If $f$ is continuous and $\int^{a}_{-a} f(x) \,dx=0$, is $f$ necessarily odd?

Question

I understand that if $f$ is an odd function then $$\int^{a}_{-a} f(x) \,dx =0$$

Can I say that $f$ is odd function if $\int^{a}_{-a} f(x)=0$ and $f$ is continuous on $[-a,a]$?

Answer 1

No. Let $a = 1$ and consider the function

$$ f(x) = \begin{cases}\frac{3}{2}x^2&\text{if $x\geq 0$} \\ x&\text{if $x<0$} \end{cases} $$

$f$ is continuous at $0$ since $\lim_{x\to 0^+} f(x) = \lim_{x \to 0^-}$. Furthermore, we have

$$ \int_{0}^1 f(x) = \int_{-1}^0 \frac{3}{2} x^2 = \frac{1}{2} $$

and

$$ \int_{-1}^0 f(x) = \int_{-1}^0 x = -\frac{1}{2} $$

so

$$ \int_{-1}^1 f(x) = 0 .$$

But $f$ is obviously not odd.

Answer 2

If you mean that the identity $\int_{-a}^a f(x) \,dx = 0$ holds for some fixed $a$ then no---consider, for example, $$f(x) = \cos x, a = \pi .$$

If you mean that the identity holds for all real $a$, then the answer is yes: Differentiating both sides of the identity with respect to $a$ gives $0 = f(a) - (-f(a)) = f(a) + f(-a)$, and rearranging then gives $$f(-a) = -f(a) .$$

Answer 3

Unless you put some additional hypotheses on $f$ and/or demand that the equality holds for all $a$, you can not.

Consider the function $$f=\begin{cases}2x,&0\le x\le1,\\- 3x^2,&-1\le x\le 0.\end{cases}$$ For obvious reasons, $\int_{-1}^1f(x)dx=0$, yet $f$ is not odd.

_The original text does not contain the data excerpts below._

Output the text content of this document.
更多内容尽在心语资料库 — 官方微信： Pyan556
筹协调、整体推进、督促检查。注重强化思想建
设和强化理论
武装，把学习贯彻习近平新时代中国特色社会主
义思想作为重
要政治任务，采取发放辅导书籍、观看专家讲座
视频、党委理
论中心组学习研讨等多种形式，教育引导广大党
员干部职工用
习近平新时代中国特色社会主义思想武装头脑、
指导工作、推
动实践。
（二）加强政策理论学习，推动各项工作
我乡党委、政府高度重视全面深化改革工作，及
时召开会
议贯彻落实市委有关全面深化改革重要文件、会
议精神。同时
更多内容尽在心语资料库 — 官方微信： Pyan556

However, if you ask that the identity holds for all $a>0$ and that $f$ is, say, continuous, you can write $$F(a) = \int_{-a}^af(x)dx \equiv 0,$$ hence $F'(a)=0\quad\forall a$. Yet $F'(a)=f(a)+f(-a)$, hence $f(a)=-f(-a)$. Impose now that $f(0)=0$ and $f$ becomes odd.